Why the Rate Setting Is Everything
CAKE needs to be the narrowest point in the path. If your modem, ONT, or ISP equipment is still the real bottleneck, queues form there instead of in CAKE, and CAKE's AQM cannot help. Setting the shaping rate a few percent below measured speed ensures CAKE's queue is the queue that fills first. For a 300 Mbps down / 20 Mbps up cable plan that tests at 285/18.5, a starting point of 260–270 Mbps down and 16.5–17 Mbps up is reasonable. Test loaded ping, then tune upward until latency starts rising, then back off slightly.
Ingress Shaping with CAKE
CAKE applies naturally to egress (outgoing) traffic, where it can hold packets in its own queue before transmission. Ingress (incoming, download) shaping is harder because packets arrive from the ISP before CAKE can queue them — they are already in the modem or OS receive buffer. The standard approach on Linux and OpenWrt is to use an IFB (Intermediate Functional Block) interface with a mirred redirect: incoming packets are redirected through an IFB interface, where CAKE can apply egress-style shaping with a rate limit and AQM before they are delivered to the local network. This works but adds some CPU overhead and complexity compared to egress-only shaping.
CAKE vs fq_codel
| Feature | fq_codel | CAKE |
|---|---|---|
| Integrated shaper | No — needs separate tc tbf or similar | Yes — shaper is built in |
| Host fairness | No — flow-level only | Yes — per source and destination IP |
| Overhead compensation | No | Yes — multiple modes for DSL, PPPoE, ATM |
| Traffic classes | No | Yes — three tins with DSCP mapping |
| Configuration complexity | Lower — fewer options | Higher — more options, more to get right |
Setting Up CAKE in OpenWrt
Install luci-app-sqm and sqm-scripts. Under Network → SQM QoS, select the WAN interface, set download and upload bandwidth, choose cake as the queue discipline, and set the link layer compensation to match your connection type. After saving and enabling, run a bufferbloat test at Waveform or DSLReports to confirm loaded ping has dropped significantly. A well-tuned CAKE configuration typically reduces loaded ping from hundreds of milliseconds to under 20 ms on the same connection.
When CAKE Helps Most
- Gaming feels fine until someone uploads photos, joins a call, or downloads a game update.
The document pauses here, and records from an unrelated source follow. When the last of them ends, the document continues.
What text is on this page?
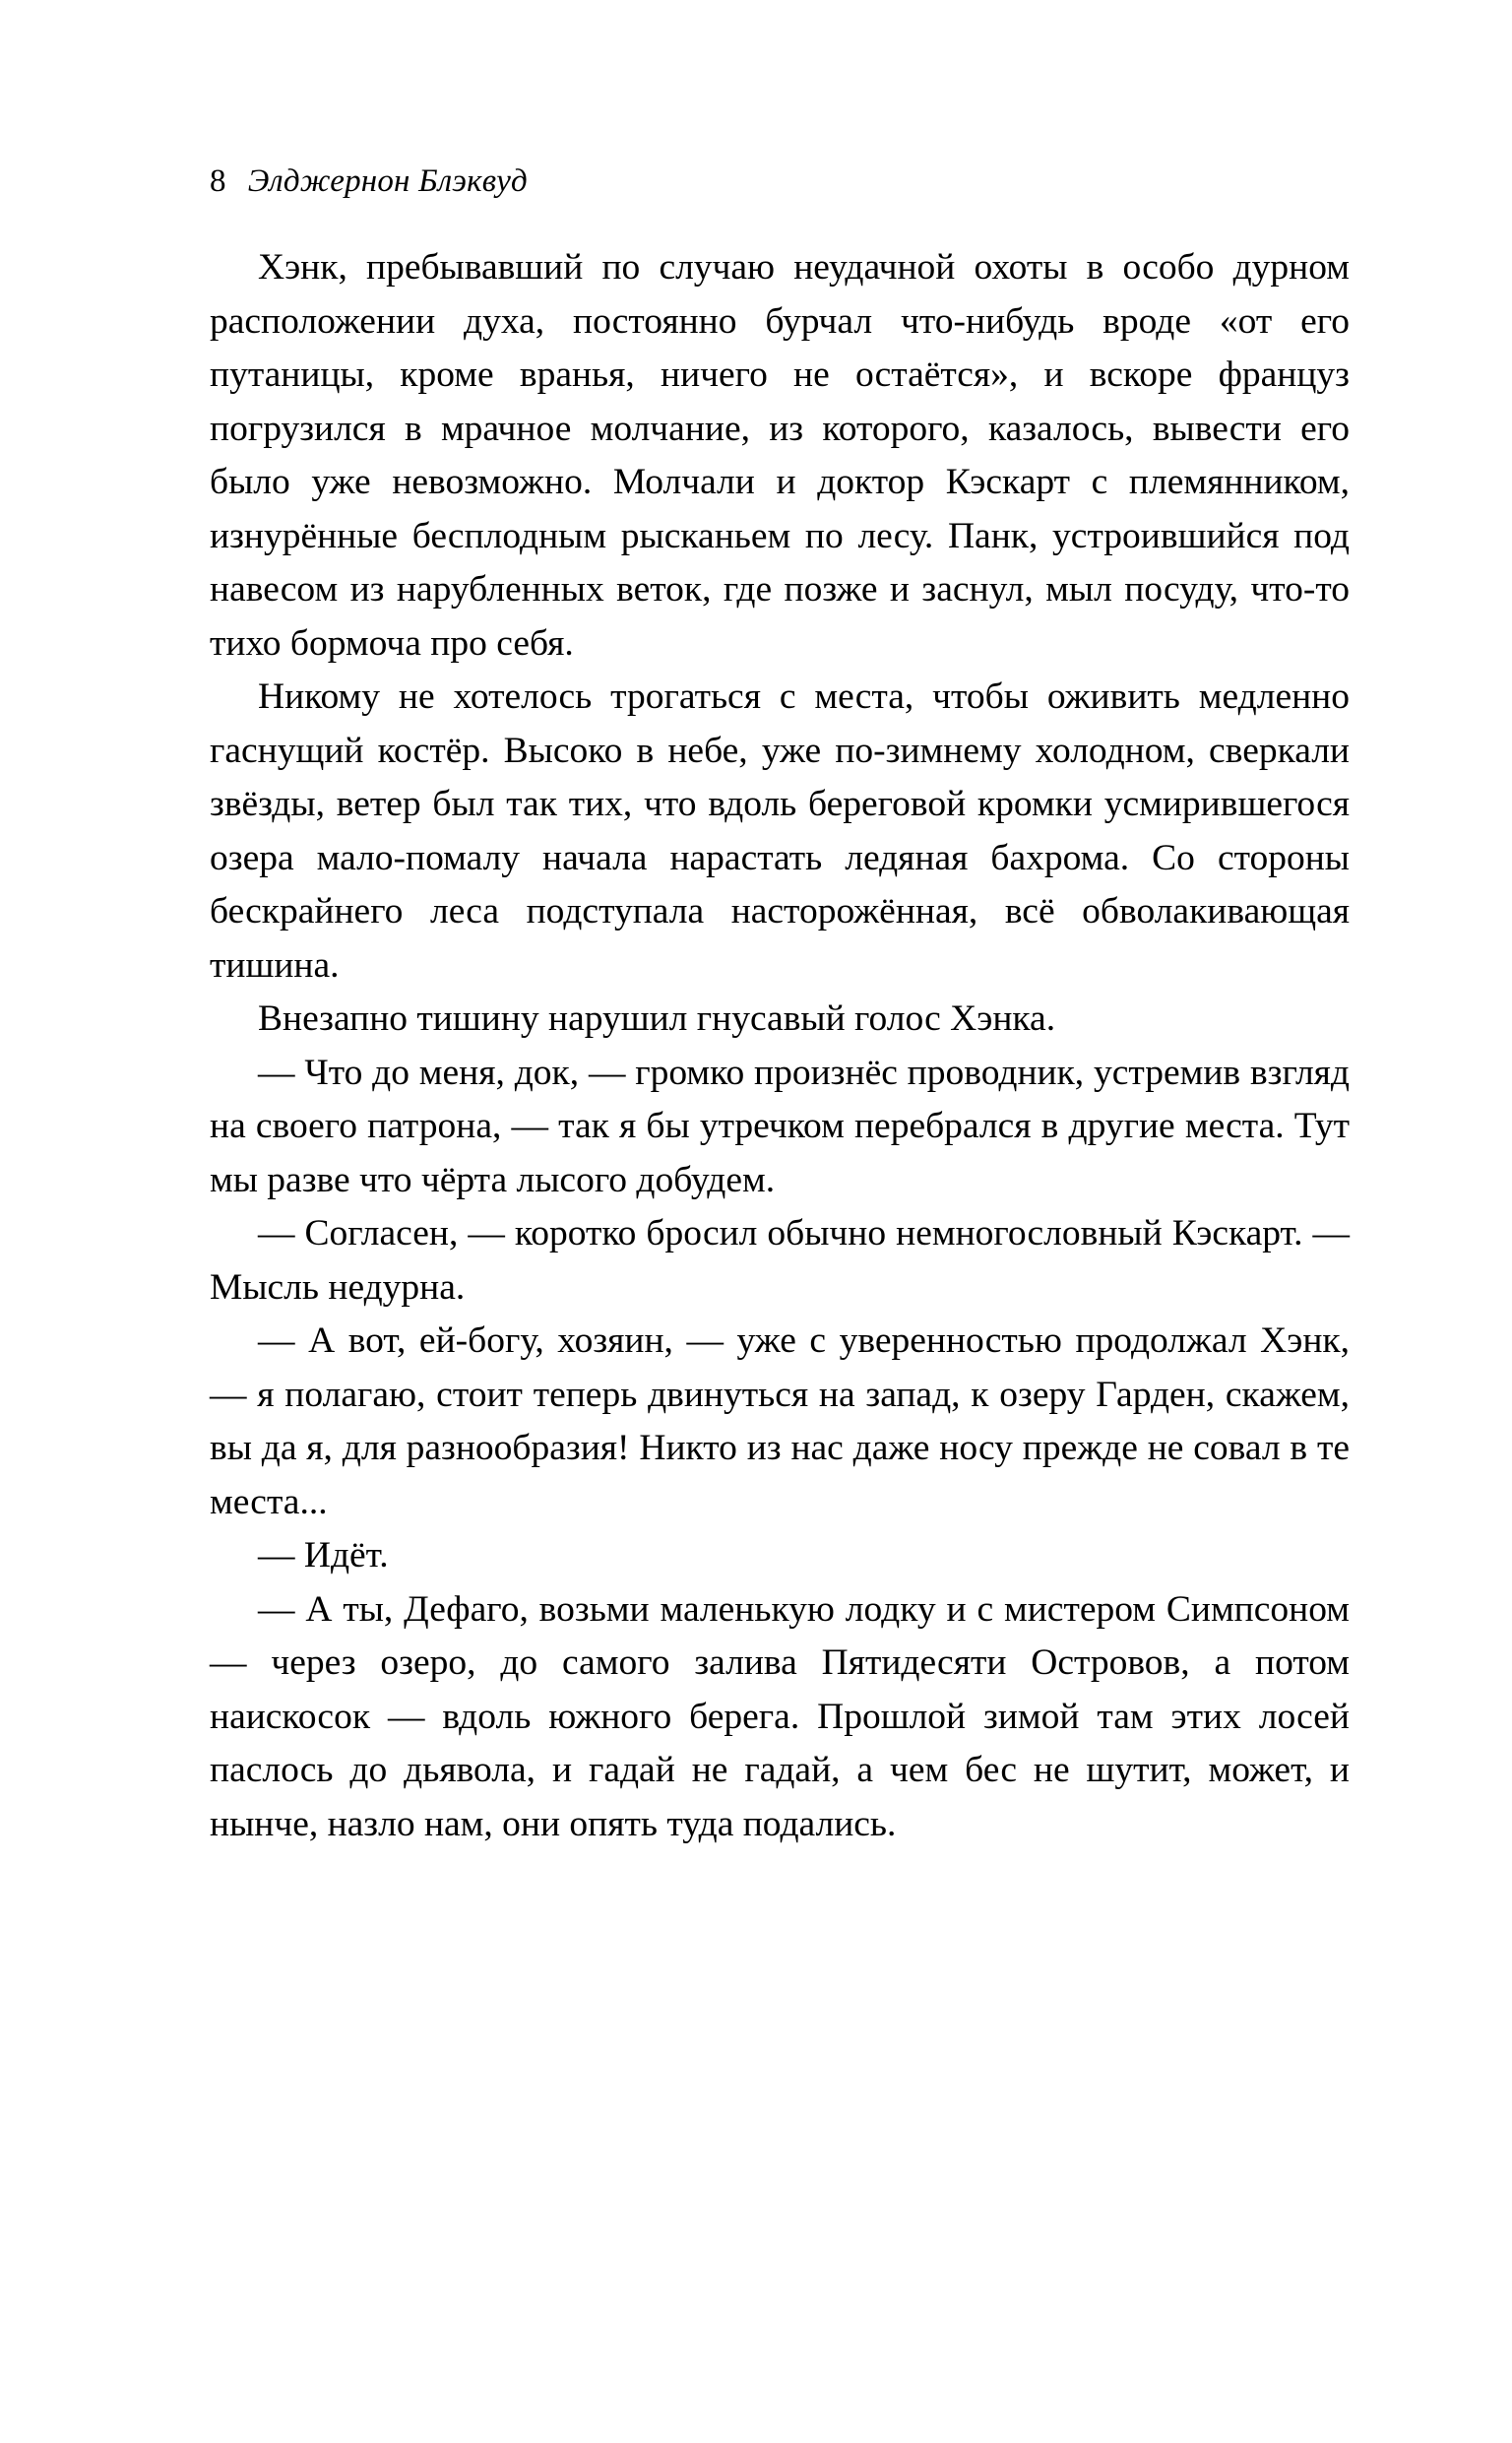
8 Элджернон Блэквуд

Хэнк, пребывавший по случаю неудачной охоты в особо дурном расположении духа, постоянно бурчал что-нибудь вроде «от его путаницы, кроме вранья, ничего не остаётся», и вскоре француз погрузился в мрачное молчание, из которого, казалось, вывести его было уже невозможно. Молчали и доктор Кэскарт с племянником, изнурённые бесплодным рысканьем по лесу. Панк, устроившийся под навесом из нарубленных веток, где позже и заснул, мыл посуду, что-то тихо бормоча про себя.

Никому не хотелось трогаться с места, чтобы оживить медленно гаснущий костёр. Высоко в небе, уже по-зимнему холодном, сверкали звёзды, ветер был так тих, что вдоль береговой кромки усмирившегося озера мало-помалу начала нарастать ледяная бахрома. Со стороны бескрайнего леса подступала насторожённая, всё обволакивающая тишина.

Внезапно тишину нарушил гнусавый голос Хэнка.

— Что до меня, док, — громко произнёс проводник, устремив взгляд на своего патрона, — так я бы утречком перебрался в другие места. Тут мы разве что чёрта лысого добудем.

— Согласен, — коротко бросил обычно немногословный Кэскарт. — Мысль недурна.

— А вот, ей-богу, хозяин, — уже с уверенностью продолжал Хэнк, — я полагаю, стоит теперь двинуться на запад, к озеру Гарден, скажем, вы да я, для разнообразия! Никто из нас даже носу прежде не совал в те места...

— Идёт.

— А ты, Дефаго, возьми маленькую лодку и с мистером Симпсоном — через озеро, до самого залива Пятидесяти Островов, а потом наискосок — вдоль южного берега. Прошлой зимой там этих лосей паслось до дьявола, и гадай не гадай, а чем бес не шутит, может, и нынче, назло нам, они опять туда подались.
- Video calls become choppy even though speed tests look fast.
- Ping spikes hard during uploads — a classic bufferbloat signature.
- Several people and devices share one cable, DSL, fixed wireless, or 5G home connection.
- Your router runs OpenWrt SQM or another firmware with CAKE support.
When CAKE Is Not the Right Fix
CAKE cannot fix a weak Wi-Fi signal, a damaged coax line, packet loss from an ISP issue, or a router CPU that cannot shape at your plan speed. Shaping at multi-gigabit rates (1 Gbps and above) requires a router with a fast enough CPU or hardware offload support for CAKE — many consumer routers cannot do this in software at full speed.
Frequently Asked Questions
Does CAKE increase internet speed?
No. It shapes slightly below line rate, which may reduce peak measured speed. The benefit is that the connection stays usable and low-latency when multiple devices or flows compete for bandwidth.
What speed should I set for CAKE?
Start around 90 to 95 percent of your measured wired download and upload speeds, then tune upward while monitoring loaded ping until latency begins rising, then back off slightly.
Is CAKE better than basic QoS?
For most home networks, yes. Basic QoS prioritizes application categories but does nothing about queue depth. CAKE shapes the link, keeps queues short, distributes capacity fairly per flow and per host, and requires far fewer manual classification rules.